The head and torso have been preserved. The most striking feature is the cyclopean eye; there appear to be two corneas and irises fused into one eye, with four lids in a rhomboid around it. A proboscis situated above the eye represents the nose. The mouth is very small and so is the chin / lower jaw (micrognathia). This is the most severe end of the spectrum of facial abnormalities and would be correlated with the most complete form of holoprosencephaly, such as CASE 2.

Photograph: cyclopia

 

THE CONDITION: 
Holoprosencephaly is a spectrum of malformations that occur when there is defective midline patterning during forebrain development i.e. there is failure to cleave (divide) into two separate hemispheres.
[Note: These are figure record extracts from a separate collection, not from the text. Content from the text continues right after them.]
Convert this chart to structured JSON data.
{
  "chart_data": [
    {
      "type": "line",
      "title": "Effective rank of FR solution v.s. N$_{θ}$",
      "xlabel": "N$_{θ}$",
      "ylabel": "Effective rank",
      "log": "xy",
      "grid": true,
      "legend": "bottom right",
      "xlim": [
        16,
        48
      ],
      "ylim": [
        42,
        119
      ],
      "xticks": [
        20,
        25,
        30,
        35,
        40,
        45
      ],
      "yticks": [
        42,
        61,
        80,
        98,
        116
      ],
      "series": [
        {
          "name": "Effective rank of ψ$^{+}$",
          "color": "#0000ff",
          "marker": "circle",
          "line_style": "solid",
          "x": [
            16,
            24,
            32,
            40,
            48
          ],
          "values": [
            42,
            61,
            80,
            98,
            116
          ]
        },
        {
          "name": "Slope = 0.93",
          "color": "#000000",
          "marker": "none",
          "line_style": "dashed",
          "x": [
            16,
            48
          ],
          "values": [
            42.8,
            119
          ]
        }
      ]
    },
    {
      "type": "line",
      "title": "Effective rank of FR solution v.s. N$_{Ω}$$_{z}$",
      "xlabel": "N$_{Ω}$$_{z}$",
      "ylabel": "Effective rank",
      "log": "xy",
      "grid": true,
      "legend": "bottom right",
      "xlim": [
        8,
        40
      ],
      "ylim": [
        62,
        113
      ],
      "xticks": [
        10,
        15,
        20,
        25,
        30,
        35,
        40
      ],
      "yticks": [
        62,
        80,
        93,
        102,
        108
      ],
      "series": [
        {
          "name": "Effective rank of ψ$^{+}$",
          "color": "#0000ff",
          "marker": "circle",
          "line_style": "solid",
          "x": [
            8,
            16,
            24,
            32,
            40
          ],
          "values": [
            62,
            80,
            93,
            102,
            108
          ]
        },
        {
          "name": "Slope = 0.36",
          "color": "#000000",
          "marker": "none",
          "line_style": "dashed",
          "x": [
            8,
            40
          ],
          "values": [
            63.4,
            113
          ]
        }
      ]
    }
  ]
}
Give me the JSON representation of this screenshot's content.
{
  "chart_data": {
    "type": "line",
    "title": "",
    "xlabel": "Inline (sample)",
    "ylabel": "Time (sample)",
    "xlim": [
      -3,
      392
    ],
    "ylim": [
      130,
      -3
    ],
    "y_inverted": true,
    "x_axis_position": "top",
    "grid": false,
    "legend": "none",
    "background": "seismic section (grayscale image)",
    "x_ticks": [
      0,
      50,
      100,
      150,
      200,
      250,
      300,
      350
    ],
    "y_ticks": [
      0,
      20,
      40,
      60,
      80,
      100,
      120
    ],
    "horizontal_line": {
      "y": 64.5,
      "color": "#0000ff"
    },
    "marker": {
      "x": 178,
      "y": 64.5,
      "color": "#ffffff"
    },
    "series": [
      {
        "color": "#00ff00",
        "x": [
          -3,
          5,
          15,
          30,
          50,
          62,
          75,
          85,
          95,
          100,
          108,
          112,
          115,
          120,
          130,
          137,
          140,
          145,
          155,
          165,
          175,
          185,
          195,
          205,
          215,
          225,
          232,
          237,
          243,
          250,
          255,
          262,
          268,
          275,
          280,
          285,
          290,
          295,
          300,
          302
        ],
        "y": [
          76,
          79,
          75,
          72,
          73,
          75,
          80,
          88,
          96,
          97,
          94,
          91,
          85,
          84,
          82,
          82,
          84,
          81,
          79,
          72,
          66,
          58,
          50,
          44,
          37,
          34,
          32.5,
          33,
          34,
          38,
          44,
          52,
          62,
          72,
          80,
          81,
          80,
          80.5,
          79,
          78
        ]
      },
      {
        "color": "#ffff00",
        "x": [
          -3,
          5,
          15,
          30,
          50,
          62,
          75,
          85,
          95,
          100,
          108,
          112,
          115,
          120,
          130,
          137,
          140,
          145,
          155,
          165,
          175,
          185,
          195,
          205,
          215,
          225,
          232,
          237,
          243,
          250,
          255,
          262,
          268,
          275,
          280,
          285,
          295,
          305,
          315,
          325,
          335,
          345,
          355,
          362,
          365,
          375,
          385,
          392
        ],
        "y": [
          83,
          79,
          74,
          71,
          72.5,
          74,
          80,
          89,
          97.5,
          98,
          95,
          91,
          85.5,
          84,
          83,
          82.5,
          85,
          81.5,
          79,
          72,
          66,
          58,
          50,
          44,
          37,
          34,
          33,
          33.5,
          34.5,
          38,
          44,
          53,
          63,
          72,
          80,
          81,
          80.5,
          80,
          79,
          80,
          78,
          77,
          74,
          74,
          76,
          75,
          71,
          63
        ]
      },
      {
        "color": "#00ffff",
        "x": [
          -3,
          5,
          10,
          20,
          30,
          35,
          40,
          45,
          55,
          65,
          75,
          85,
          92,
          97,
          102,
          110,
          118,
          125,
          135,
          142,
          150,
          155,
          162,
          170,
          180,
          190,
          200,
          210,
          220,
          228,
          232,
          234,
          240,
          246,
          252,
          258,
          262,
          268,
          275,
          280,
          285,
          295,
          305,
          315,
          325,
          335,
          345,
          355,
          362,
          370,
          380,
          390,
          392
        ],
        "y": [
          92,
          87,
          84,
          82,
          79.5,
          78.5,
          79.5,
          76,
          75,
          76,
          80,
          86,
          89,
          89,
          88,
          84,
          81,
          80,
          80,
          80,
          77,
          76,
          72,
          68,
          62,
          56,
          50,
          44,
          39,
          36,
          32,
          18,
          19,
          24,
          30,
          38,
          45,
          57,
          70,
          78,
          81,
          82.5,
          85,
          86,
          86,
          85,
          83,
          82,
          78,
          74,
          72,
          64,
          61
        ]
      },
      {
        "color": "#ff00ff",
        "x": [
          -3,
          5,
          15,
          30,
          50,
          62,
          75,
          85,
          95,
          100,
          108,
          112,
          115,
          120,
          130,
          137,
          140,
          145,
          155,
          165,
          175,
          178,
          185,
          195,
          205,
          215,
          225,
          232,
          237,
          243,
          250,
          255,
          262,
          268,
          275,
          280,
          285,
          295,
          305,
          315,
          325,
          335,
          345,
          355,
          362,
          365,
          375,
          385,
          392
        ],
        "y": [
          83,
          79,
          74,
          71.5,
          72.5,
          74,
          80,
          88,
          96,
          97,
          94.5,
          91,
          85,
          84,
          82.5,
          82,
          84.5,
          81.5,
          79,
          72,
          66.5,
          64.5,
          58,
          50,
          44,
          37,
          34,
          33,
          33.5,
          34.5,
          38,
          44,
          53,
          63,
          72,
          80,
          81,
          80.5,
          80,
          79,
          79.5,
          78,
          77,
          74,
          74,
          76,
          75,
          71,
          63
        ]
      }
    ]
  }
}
Incomplete cleavage is called lobar or semilobar holoprosencephaly, depending on the extent. If there is no cleavage at all the condition is called alobar holoprosencephaly. There are associated facial anomalies reflecting the concomitant failure of eye, nose and mouth formation. (The olfactory bulb and and optic nerves are often hypoplastic or absent.) The severity of the facial anomalies tends to correlate with the severity of the cerebral lesion, "The face predicts the brain". Most children with the more severe forms of holoprosencephaly die in the first year of life. Surviving children with the lesser forms of holoprosencephaly have developmental delay and ultimately a degree of mental retardation dependent on the severity of the brain lesion. Seizures are common and there may be pituitary dysfunction such as poor temperature control.

AETIOLOGY:
The aetiology of holoprosencepahly is heterogenous. Up to 50% of babies with holoprosencephaly are found to have a chromosomal abnormality of which the commonest is trisomy 13. Maternal diabetes is an important non-genetic cause of holoprosencephaly; the risk of an affected infant is 20x higher than in the general population. Single gene mutations have also been shown to cause a proportion of cases of holoprosencephaly, and this is likely where the condition is familial.

PREVENTION & TREATMENT:
Genetic counselling is essential for parents of a child with holoprosencephaly and chromosomal and genetic studies are indicated as part of the work-up to determine the recurrence risk. High resolution ultrasound or preferably foetal MRI in subsequent pregnancies may detect brain or facial abnormalities by the mid-trimester, allowing for the option of termination. For a surviving affected child there is no treatment for the brain malformation and management is symptomatic.